"Each man has a song and this is my song." (Leonard Cohen)

Tuesday, October 19, 2010

Distant Drums (Warner Bros, 1951)



A (= B)






In my rambling writings I have made no secret of the fact that I consider Gary Cooper to have been the finest Western hero of them all. I have also not hidden my opinion that Warner Westerns in the early 50s were often pretty dire.

Both propositions hold true in the case of Distant Drums.

Coop is superb. He always was, of course, even in a farrago like Vera Cruz or a middling boys’ Western like Springfield Rifle. He lifted them. He gave them quality. In a fine picture he was towering, mighty. Gregory Peck, Henry Fonda, John Wayne, they would have done a good job in High Noon but no one could have done it as well as Coop.

.In this conventional tale set in Florida in 1840, he is steely, powerful, convincing. He brings to a pretty dodgy script an authority you simply don’t get elsewhere. He is also very well supported by Arthur Hunnicutt as a scout in a coonskin cap (odd wear for the Everglades). The perfect foil.

The rest of the acting, though, is dire. Lithuanian Mari Aldon, in particular, is far too posh to be the "Georgia cracker" she is supposed to be. Warners probably put her in because she was flavor of the month and you had to have a starlet. But she’s hopeless. So too are the supporting males, Richard Webb as the US Navy lieutenant who narrates the tale and Robert Barrat as 'General Zachary'.

But the main trouble is the script. Warners rewrote it to death, so keen were they to have every known feature of a Western in the movie, manipulate the ending, introduce the lerve interest, have a couple of comic asides, and so on. The original screenplay was by Niven Busch so would have been alright if left alone.

The film’s in a now rather garish Technicolor and since we are in the Everglades, various colorful wildlife shots are cut in (with noticeably different film stock) so that we can marvel (or shudder) at the critters and creepy-crawlies. It reminded me a bit of The Americano in this way, when Glenn Ford was in Brazil and so we had to have snakes and pumas and so forth. You’d think National Geographic had produced it.

It's amazing to reflect that Raoul Walsh directed it. He must certainly have been on auto-pilot.
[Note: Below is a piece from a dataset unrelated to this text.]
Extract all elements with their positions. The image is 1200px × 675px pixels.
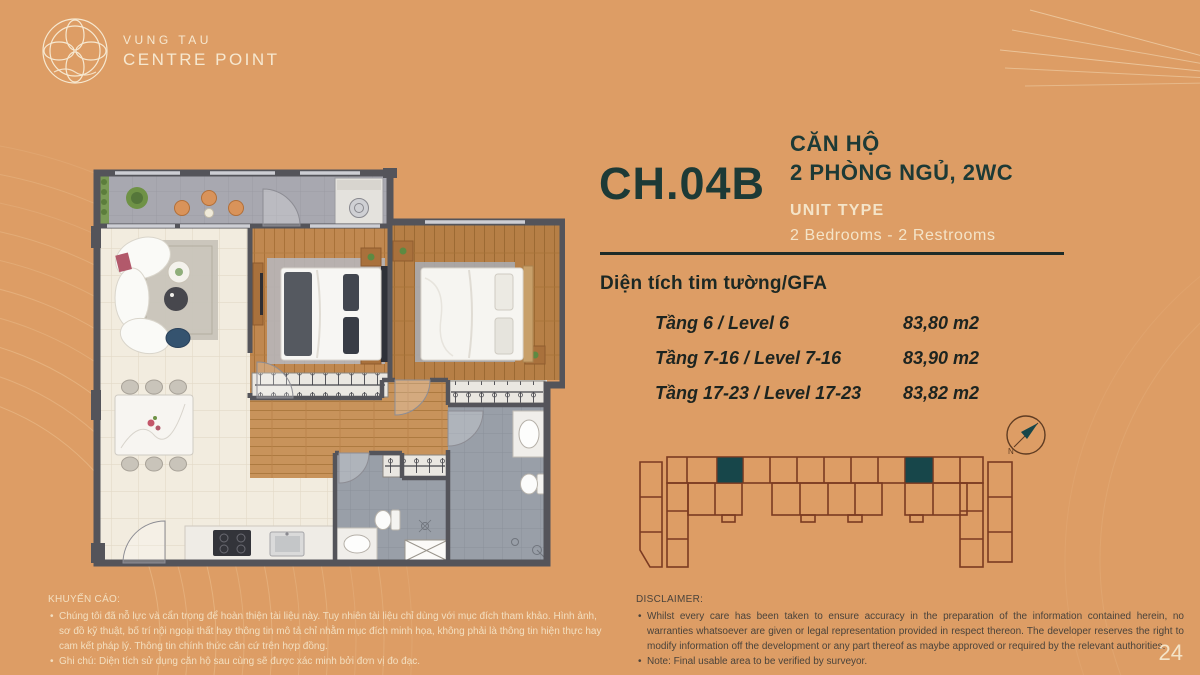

Two years later Budd Boetticher directed Rock Hudson in Seminole, with a similar story. But in that movie Rock (who was actually surprisingly good, though nowhere near in the Gary Cooper class) was sympathetic to the Seminoles. Here, the Seminoles are out-and-out bad guys and fully deserve to be shot down in great numbers. That’s Warners 1951 for you.

They paddle across the studio

One good thing is the Seminoles' costumes. They are not decked out as Apache look-alikes with breechclouts and red headbands, as most Hollywood Indians were, regardless of tribe. Someone went to a fair bit of trouble to get the look right and they are highly colorful. Nearly all those playing Seminoles were Seminoles. Larry Chance is their uncredited and unSeminole chief and isn’t bad but isn’t good either. The script doesn’t give him a, er, chance to be. This was his first movie. He later specialized in Indians in various B-pictures.

They all seem to have repeater rifles and pistols, which is odd for 1840.

The film poster, as you will see from the illustration, was probably the most hilariously stupid ever designed.

Many people thought Cooper was washed up after this dull and rather silly movie, and he himself was tempted to share that view. Of course High Noon the following year changed all that.

Very much a 1950s Warners A (= B) Western but Hunnicutt and, especially, Gary Cooper make it a must-see.